Abstract

This paper extends to all interplanetary magnetic field (IMF) orientations the qualitative convection pattern presented by Burch et al. (this issue), containing viscous, merging, and lobe cells driven, respectively, by diffusion or other quasi‐viscous processes, merging of interplanetary fields with closed dayside field lines, and merging of interplanetary fields with open tail lobe field lines. The model is based on the antiparallel merging hypothesis of Crooker (1979a) with the addition of small but finite cells driven by quasi‐viscous processes on the dawn and dusk edges of the polar cap. The data and model presented by Burch et al. pertained to southward IMF conditions.
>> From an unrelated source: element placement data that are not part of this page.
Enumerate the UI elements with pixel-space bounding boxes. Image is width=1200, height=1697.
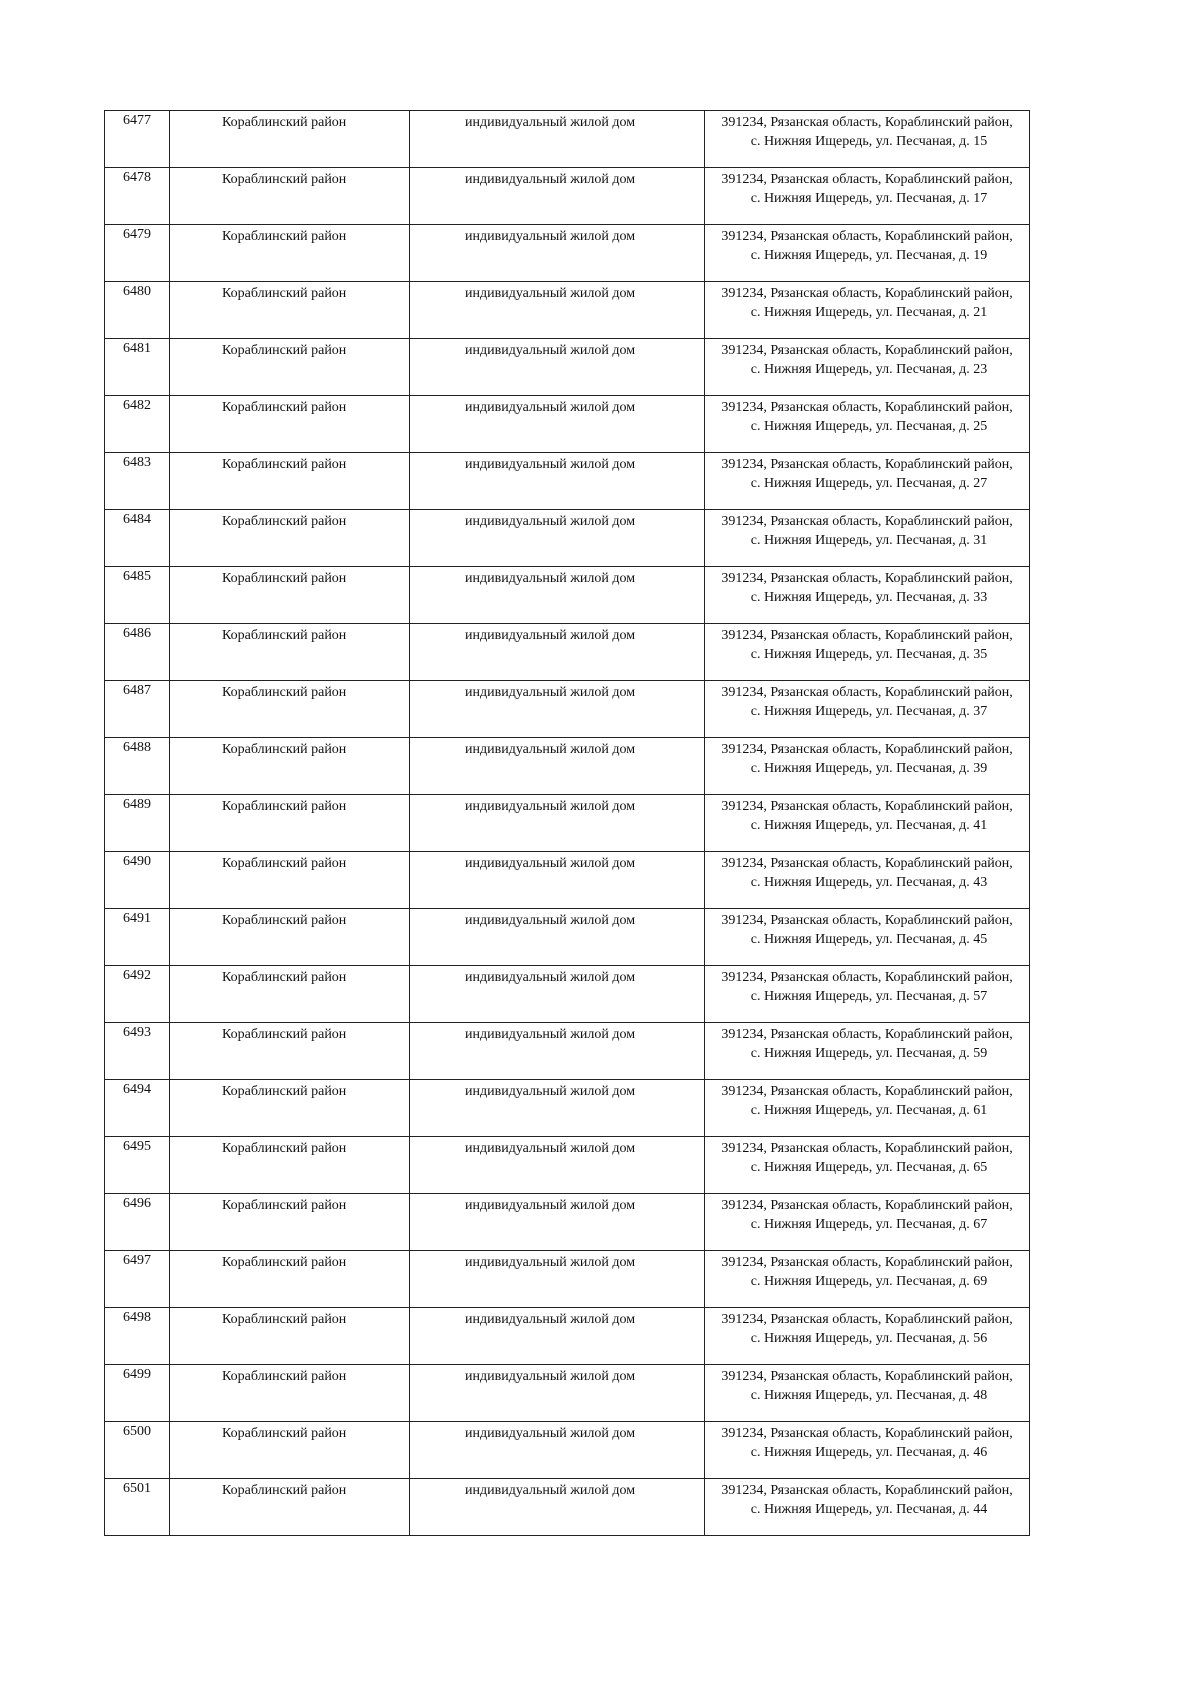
- address-cell: [705, 282, 1030, 339]
- table-row: [105, 339, 1030, 396]
- address-cell: [705, 396, 1030, 453]
- district-cell: [170, 111, 410, 168]
- address-cell: [705, 1479, 1030, 1536]
- table-row: [105, 738, 1030, 795]
- row-number-cell: 6494: [105, 1080, 170, 1137]
- table-row: [105, 1023, 1030, 1080]
- address-line-2: с. Нижняя Ищередь, ул. Песчаная, д. 37: [750, 704, 988, 719]
- district-cell: [170, 339, 410, 396]
- object-type-text: индивидуальный жилой дом: [465, 1198, 636, 1213]
- object-type-cell: [410, 396, 705, 453]
- address-cell: [705, 738, 1030, 795]
- address-line-1: 391234, Рязанская область, Кораблинский район,: [721, 1027, 1013, 1042]
- address-cell: [705, 1137, 1030, 1194]
- district-text: Кораблинский район: [222, 1312, 347, 1327]
- table-row: [105, 1080, 1030, 1137]
- address-line-2: с. Нижняя Ищередь, ул. Песчаная, д. 17: [750, 191, 988, 206]
- address-cell: [705, 1023, 1030, 1080]
- address-line-1: 391234, Рязанская область, Кораблинский район,: [721, 1141, 1013, 1156]
- object-type-text: индивидуальный жилой дом: [465, 913, 636, 928]
- address-line-1: 391234, Рязанская область, Кораблинский район,: [721, 1198, 1013, 1213]
- object-type-cell: [410, 1194, 705, 1251]
- address-cell: [705, 168, 1030, 225]
- row-number-cell: 6497: [105, 1251, 170, 1308]
- object-type-text: индивидуальный жилой дом: [465, 1027, 636, 1042]
- district-cell: [170, 1422, 410, 1479]
- address-line-1: 391234, Рязанская область, Кораблинский район,: [721, 970, 1013, 985]
- table-row: [105, 1137, 1030, 1194]
- district-cell: [170, 1023, 410, 1080]
- object-type-text: индивидуальный жилой дом: [465, 742, 636, 757]
- object-type-text: индивидуальный жилой дом: [465, 229, 636, 244]
- row-number-cell: 6500: [105, 1422, 170, 1479]
- address-line-2: с. Нижняя Ищередь, ул. Песчаная, д. 61: [750, 1103, 988, 1118]
- address-cell: [705, 1080, 1030, 1137]
- address-cell: [705, 852, 1030, 909]
- address-line-2: с. Нижняя Ищередь, ул. Песчаная, д. 41: [750, 818, 988, 833]
- object-type-text: индивидуальный жилой дом: [465, 1312, 636, 1327]
- object-type-text: индивидуальный жилой дом: [465, 1084, 636, 1099]
- address-line-2: с. Нижняя Ищередь, ул. Песчаная, д. 46: [750, 1445, 988, 1460]
- object-type-text: индивидуальный жилой дом: [465, 571, 636, 586]
- row-number-cell: 6488: [105, 738, 170, 795]
- row-number-cell: 6477: [105, 111, 170, 168]
- object-type-text: индивидуальный жилой дом: [465, 172, 636, 187]
- address-line-1: 391234, Рязанская область, Кораблинский район,: [721, 286, 1013, 301]
- table-row: [105, 396, 1030, 453]
- object-type-cell: [410, 1308, 705, 1365]
- object-type-text: индивидуальный жилой дом: [465, 457, 636, 472]
- district-cell: [170, 510, 410, 567]
- district-text: Кораблинский район: [222, 1198, 347, 1213]
- object-type-cell: [410, 909, 705, 966]
- address-line-2: с. Нижняя Ищередь, ул. Песчаная, д. 19: [750, 248, 988, 263]
- address-line-2: с. Нижняя Ищередь, ул. Песчаная, д. 56: [750, 1331, 988, 1346]
- district-cell: [170, 168, 410, 225]
- object-type-cell: [410, 453, 705, 510]
- address-line-1: 391234, Рязанская область, Кораблинский район,: [721, 1255, 1013, 1270]
- district-cell: [170, 1479, 410, 1536]
- object-type-cell: [410, 339, 705, 396]
- address-line-1: 391234, Рязанская область, Кораблинский район,: [721, 571, 1013, 586]
- object-type-cell: [410, 624, 705, 681]
- table-row: [105, 168, 1030, 225]
- district-cell: [170, 966, 410, 1023]
- district-cell: [170, 225, 410, 282]
- address-line-2: с. Нижняя Ищередь, ул. Песчаная, д. 15: [750, 134, 988, 149]
- address-line-2: с. Нижняя Ищередь, ул. Песчаная, д. 45: [750, 932, 988, 947]
- address-line-1: 391234, Рязанская область, Кораблинский район,: [721, 1369, 1013, 1384]
- district-text: Кораблинский район: [222, 856, 347, 871]
- address-line-1: 391234, Рязанская область, Кораблинский район,: [721, 742, 1013, 757]
- row-number-cell: 6495: [105, 1137, 170, 1194]
- object-type-cell: [410, 510, 705, 567]
- district-cell: [170, 1251, 410, 1308]
- district-text: Кораблинский район: [222, 343, 347, 358]
- row-number-cell: 6485: [105, 567, 170, 624]
- row-number-cell: 6498: [105, 1308, 170, 1365]
- row-number-cell: 6483: [105, 453, 170, 510]
- address-line-2: с. Нижняя Ищередь, ул. Песчаная, д. 39: [750, 761, 988, 776]
- address-cell: [705, 1251, 1030, 1308]
- object-type-cell: [410, 966, 705, 1023]
- table-row: [105, 909, 1030, 966]
- address-cell: [705, 1365, 1030, 1422]
- district-cell: [170, 1137, 410, 1194]
- row-number-cell: 6489: [105, 795, 170, 852]
- row-number-cell: 6490: [105, 852, 170, 909]
- address-line-2: с. Нижняя Ищередь, ул. Песчаная, д. 48: [750, 1388, 988, 1403]
- object-type-text: индивидуальный жилой дом: [465, 970, 636, 985]
- address-cell: [705, 567, 1030, 624]
- row-number-cell: 6491: [105, 909, 170, 966]
- table-row: [105, 795, 1030, 852]
- address-line-2: с. Нижняя Ищередь, ул. Песчаная, д. 57: [750, 989, 988, 1004]
- object-type-text: индивидуальный жилой дом: [465, 856, 636, 871]
- table-row: [105, 510, 1030, 567]
- table-row: [105, 567, 1030, 624]
- district-cell: [170, 453, 410, 510]
- address-line-2: с. Нижняя Ищередь, ул. Песчаная, д. 69: [750, 1274, 988, 1289]
- district-cell: [170, 852, 410, 909]
- row-number-cell: 6501: [105, 1479, 170, 1536]
- table-row: [105, 1365, 1030, 1422]
- address-line-2: с. Нижняя Ищередь, ул. Песчаная, д. 44: [750, 1502, 988, 1517]
- table-row: [105, 681, 1030, 738]
- table-row: [105, 111, 1030, 168]
- row-number-cell: 6480: [105, 282, 170, 339]
- district-text: Кораблинский район: [222, 1369, 347, 1384]
- object-type-cell: [410, 1422, 705, 1479]
- district-text: Кораблинский район: [222, 913, 347, 928]
- district-text: Кораблинский район: [222, 115, 347, 130]
- address-cell: [705, 111, 1030, 168]
- district-text: Кораблинский район: [222, 229, 347, 244]
- address-line-2: с. Нижняя Ищередь, ул. Песчаная, д. 33: [750, 590, 988, 605]
- district-text: Кораблинский район: [222, 571, 347, 586]
- row-number-cell: 6481: [105, 339, 170, 396]
- object-type-text: индивидуальный жилой дом: [465, 343, 636, 358]
- address-line-1: 391234, Рязанская область, Кораблинский район,: [721, 799, 1013, 814]
- table-row: [105, 225, 1030, 282]
- table-row: [105, 852, 1030, 909]
- district-text: Кораблинский район: [222, 514, 347, 529]
- district-cell: [170, 567, 410, 624]
- object-type-text: индивидуальный жилой дом: [465, 799, 636, 814]
- object-type-cell: [410, 852, 705, 909]
- row-number-cell: 6482: [105, 396, 170, 453]
- object-type-text: индивидуальный жилой дом: [465, 685, 636, 700]
- address-line-2: с. Нижняя Ищередь, ул. Песчаная, д. 35: [750, 647, 988, 662]
- object-type-text: индивидуальный жилой дом: [465, 1369, 636, 1384]
- address-line-1: 391234, Рязанская область, Кораблинский район,: [721, 514, 1013, 529]
- address-line-2: с. Нижняя Ищередь, ул. Песчаная, д. 59: [750, 1046, 988, 1061]
- object-type-cell: [410, 168, 705, 225]
- table-row: [105, 1422, 1030, 1479]
- district-text: Кораблинский район: [222, 1084, 347, 1099]
- district-text: Кораблинский район: [222, 799, 347, 814]
- object-type-text: индивидуальный жилой дом: [465, 628, 636, 643]
- district-text: Кораблинский район: [222, 970, 347, 985]
- object-type-cell: [410, 1137, 705, 1194]
- object-type-cell: [410, 1365, 705, 1422]
- district-text: Кораблинский район: [222, 400, 347, 415]
- address-line-1: 391234, Рязанская область, Кораблинский район,: [721, 343, 1013, 358]
- address-cell: [705, 1308, 1030, 1365]
- address-cell: [705, 453, 1030, 510]
- table-row: [105, 1251, 1030, 1308]
- address-line-1: 391234, Рязанская область, Кораблинский район,: [721, 115, 1013, 130]
- address-cell: [705, 909, 1030, 966]
- address-cell: [705, 966, 1030, 1023]
- address-line-2: с. Нижняя Ищередь, ул. Песчаная, д. 67: [750, 1217, 988, 1232]
- object-type-text: индивидуальный жилой дом: [465, 400, 636, 415]
- district-cell: [170, 1080, 410, 1137]
- object-type-text: индивидуальный жилой дом: [465, 286, 636, 301]
- district-cell: [170, 909, 410, 966]
- row-number-cell: 6479: [105, 225, 170, 282]
- table-row: [105, 1479, 1030, 1536]
- object-type-cell: [410, 1023, 705, 1080]
- table-row: [105, 282, 1030, 339]
- district-cell: [170, 1194, 410, 1251]
- address-cell: [705, 510, 1030, 567]
- object-type-cell: [410, 738, 705, 795]
- object-type-cell: [410, 282, 705, 339]
- row-number-cell: 6487: [105, 681, 170, 738]
- district-text: Кораблинский район: [222, 1027, 347, 1042]
- address-line-1: 391234, Рязанская область, Кораблинский район,: [721, 1312, 1013, 1327]
- district-text: Кораблинский район: [222, 286, 347, 301]
- address-cell: [705, 339, 1030, 396]
- district-text: Кораблинский район: [222, 1255, 347, 1270]
- object-type-cell: [410, 1080, 705, 1137]
- district-cell: [170, 624, 410, 681]
- district-text: Кораблинский район: [222, 1483, 347, 1498]
- address-cell: [705, 681, 1030, 738]
- district-cell: [170, 1365, 410, 1422]
- address-line-2: с. Нижняя Ищередь, ул. Песчаная, д. 21: [750, 305, 988, 320]
- object-type-cell: [410, 567, 705, 624]
- row-number-cell: 6499: [105, 1365, 170, 1422]
- row-number-cell: 6484: [105, 510, 170, 567]
- object-type-cell: [410, 1251, 705, 1308]
- address-line-2: с. Нижняя Ищередь, ул. Песчаная, д. 65: [750, 1160, 988, 1175]
- address-cell: [705, 225, 1030, 282]
- address-line-1: 391234, Рязанская область, Кораблинский район,: [721, 913, 1013, 928]
- object-type-cell: [410, 795, 705, 852]
- address-line-1: 391234, Рязанская область, Кораблинский район,: [721, 172, 1013, 187]
- address-line-1: 391234, Рязанская область, Кораблинский район,: [721, 229, 1013, 244]
- address-line-1: 391234, Рязанская область, Кораблинский район,: [721, 685, 1013, 700]
- row-number-cell: 6493: [105, 1023, 170, 1080]
- district-cell: [170, 795, 410, 852]
- address-cell: [705, 795, 1030, 852]
- row-number-cell: 6478: [105, 168, 170, 225]
- district-text: Кораблинский район: [222, 742, 347, 757]
- district-cell: [170, 396, 410, 453]
- district-text: Кораблинский район: [222, 1426, 347, 1441]
- address-cell: [705, 1422, 1030, 1479]
- table-row: [105, 966, 1030, 1023]
- table-body: [105, 111, 1030, 1536]
- address-cell: [705, 1194, 1030, 1251]
- table-row: [105, 624, 1030, 681]
- district-text: Кораблинский район: [222, 172, 347, 187]
- address-line-1: 391234, Рязанская область, Кораблинский район,: [721, 856, 1013, 871]
- address-line-1: 391234, Рязанская область, Кораблинский район,: [721, 628, 1013, 643]
- object-type-cell: [410, 225, 705, 282]
- address-cell: [705, 624, 1030, 681]
- table-row: [105, 1308, 1030, 1365]
- address-line-2: с. Нижняя Ищередь, ул. Песчаная, д. 31: [750, 533, 988, 548]
- row-number-cell: 6492: [105, 966, 170, 1023]
- object-type-text: индивидуальный жилой дом: [465, 115, 636, 130]
- table-row: [105, 453, 1030, 510]
- district-cell: [170, 282, 410, 339]
- district-cell: [170, 738, 410, 795]
- address-line-1: 391234, Рязанская область, Кораблинский район,: [721, 1483, 1013, 1498]
- housing-registry-table: [104, 110, 1030, 1536]
- address-line-1: 391234, Рязанская область, Кораблинский район,: [721, 1426, 1013, 1441]
- address-line-1: 391234, Рязанская область, Кораблинский район,: [721, 400, 1013, 415]
- object-type-text: индивидуальный жилой дом: [465, 1426, 636, 1441]
- district-text: Кораблинский район: [222, 628, 347, 643]
- object-type-cell: [410, 681, 705, 738]
- address-line-2: с. Нижняя Ищередь, ул. Песчаная, д. 25: [750, 419, 988, 434]
- row-number-cell: 6496: [105, 1194, 170, 1251]
- object-type-cell: [410, 111, 705, 168]
- district-text: Кораблинский район: [222, 1141, 347, 1156]
- address-line-1: 391234, Рязанская область, Кораблинский район,: [721, 1084, 1013, 1099]
- address-line-2: с. Нижняя Ищередь, ул. Песчаная, д. 43: [750, 875, 988, 890]
- object-type-text: индивидуальный жилой дом: [465, 1483, 636, 1498]
- object-type-text: индивидуальный жилой дом: [465, 1255, 636, 1270]
- address-line-2: с. Нижняя Ищередь, ул. Песчаная, д. 27: [750, 476, 988, 491]
- address-line-2: с. Нижняя Ищередь, ул. Песчаная, д. 23: [750, 362, 988, 377]
- row-number-cell: 6486: [105, 624, 170, 681]
- address-line-1: 391234, Рязанская область, Кораблинский район,: [721, 457, 1013, 472]
- district-cell: [170, 681, 410, 738]
- object-type-cell: [410, 1479, 705, 1536]
- object-type-text: индивидуальный жилой дом: [465, 514, 636, 529]
- district-text: Кораблинский район: [222, 457, 347, 472]
- district-cell: [170, 1308, 410, 1365]
- object-type-text: индивидуальный жилой дом: [465, 1141, 636, 1156]
- table-row: [105, 1194, 1030, 1251]
- district-text: Кораблинский район: [222, 685, 347, 700]
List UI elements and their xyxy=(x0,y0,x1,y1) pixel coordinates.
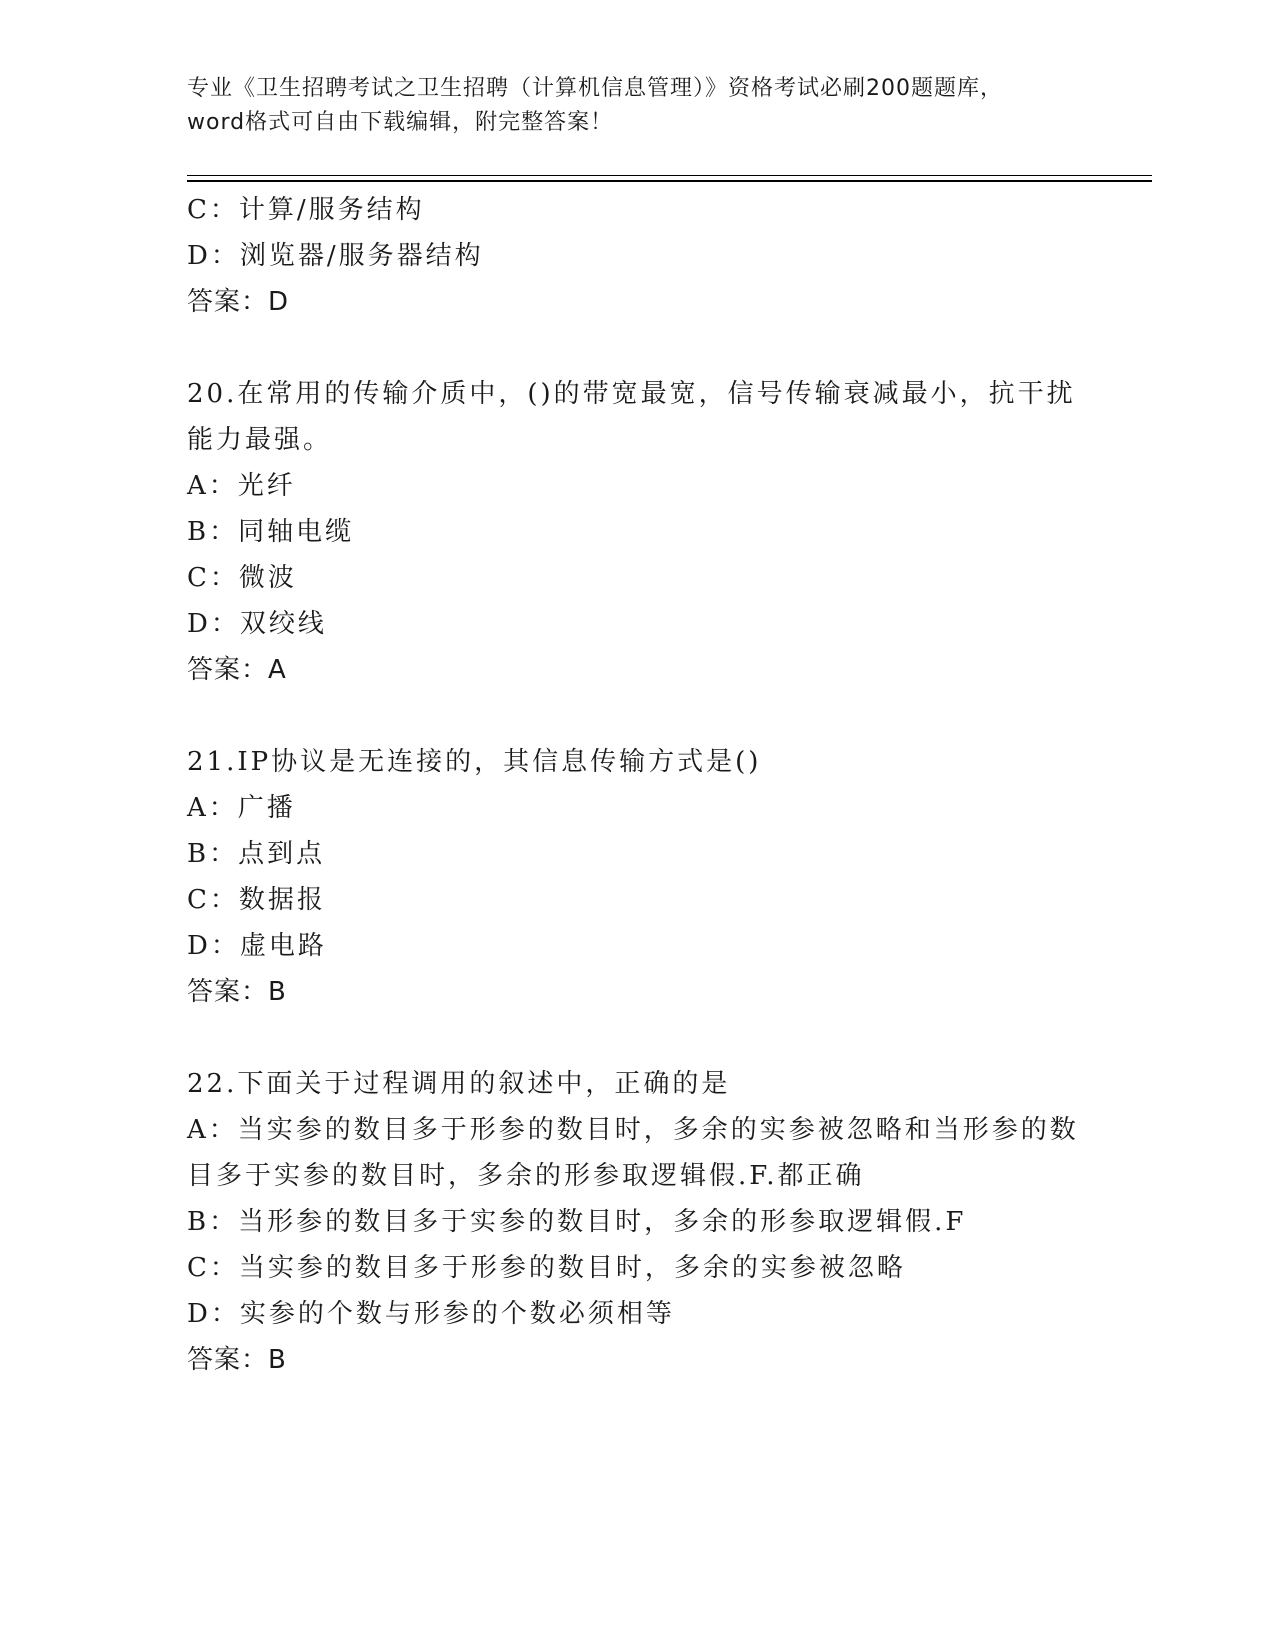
option-a-continued: 目多于实参的数目时，多余的形参取逻辑假.F.都正确 xyxy=(187,1161,865,1191)
question-stem: 21.IP协议是无连接的，其信息传输方式是() xyxy=(187,747,762,777)
header-title-line-2: word格式可自由下载编辑，附完整答案！ xyxy=(187,110,614,135)
question-19-tail xyxy=(187,187,1087,325)
option-d: D：双绞线 xyxy=(187,609,327,639)
question-body xyxy=(187,187,1087,1383)
question-stem-continued: 能力最强。 xyxy=(187,425,333,455)
question-22 xyxy=(187,1061,1087,1383)
header-divider-thick xyxy=(187,180,1152,182)
option-c: C：微波 xyxy=(187,563,297,593)
answer-line: 答案：A xyxy=(187,655,287,685)
option-d: D：虚电路 xyxy=(187,931,327,961)
spacer xyxy=(187,693,1087,739)
option-c: C：当实参的数目多于形参的数目时，多余的实参被忽略 xyxy=(187,1253,906,1283)
option-d: D：实参的个数与形参的个数必须相等 xyxy=(187,1299,675,1329)
header-divider-thin xyxy=(187,175,1152,176)
header-title-line-1: 专业《卫生招聘考试之卫生招聘（计算机信息管理）》资格考试必刷200题题库， xyxy=(187,76,1003,101)
option-a: A：光纤 xyxy=(187,471,296,501)
option-d: D：浏览器/服务器结构 xyxy=(187,241,484,271)
answer-line: 答案：D xyxy=(187,287,290,317)
option-a: A：广播 xyxy=(187,793,296,823)
spacer xyxy=(187,1015,1087,1061)
option-a: A：当实参的数目多于形参的数目时，多余的实参被忽略和当形参的数 xyxy=(187,1115,1079,1145)
option-b: B：当形参的数目多于实参的数目时，多余的形参取逻辑假.F xyxy=(187,1207,967,1237)
question-stem: 22.下面关于过程调用的叙述中，正确的是 xyxy=(187,1069,731,1099)
answer-line: 答案：B xyxy=(187,1345,287,1375)
question-21 xyxy=(187,739,1087,1015)
option-b: B：同轴电缆 xyxy=(187,517,355,547)
option-c: C：计算/服务结构 xyxy=(187,195,425,225)
spacer xyxy=(187,325,1087,371)
answer-line: 答案：B xyxy=(187,977,287,1007)
option-b: B：点到点 xyxy=(187,839,326,869)
option-c: C：数据报 xyxy=(187,885,326,915)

This paper generalizes that model and proposes a qualitative dependence of the three types of convection cells on the x, y, and z components of the IMF. For example, the lobe cell should be enhanced in the northern hemisphere if Bx < 0 and in the southern for Bx > 0, and, for a given Bx and Bz, should be larger as |By| increases. For northward IMF, the merging cell disappears, leaving only the lobe cell in a smaller polar cap. If the y component of the IMF (By) is small, we infer the four‐cell pattern of Burke et al. (1979), with two counter‐rotating lobe cells having sunward flow in the central polar cap and tailward flow on the flanks. If By is large, the antiparallel merging model predicts a single lobe cell filling the polar cap, whose direction of rotation depends on the sign of By and is opposite in opposite hemispheres. We argue that this vortex is unstable to reconnection in the magnetotail, leading to two (or more) vortices in each polar cap, each with the same sense of rotation, but again differing between the hemispheres. Each vortex has a region of closed field lines in the sunward‐flowing section and open field lines in the antisunward‐flowing section. This model encompasses several features of the theta arc phenomenon, and makes several predictions with respect to symmetries and antisymmetries between the two polar caps.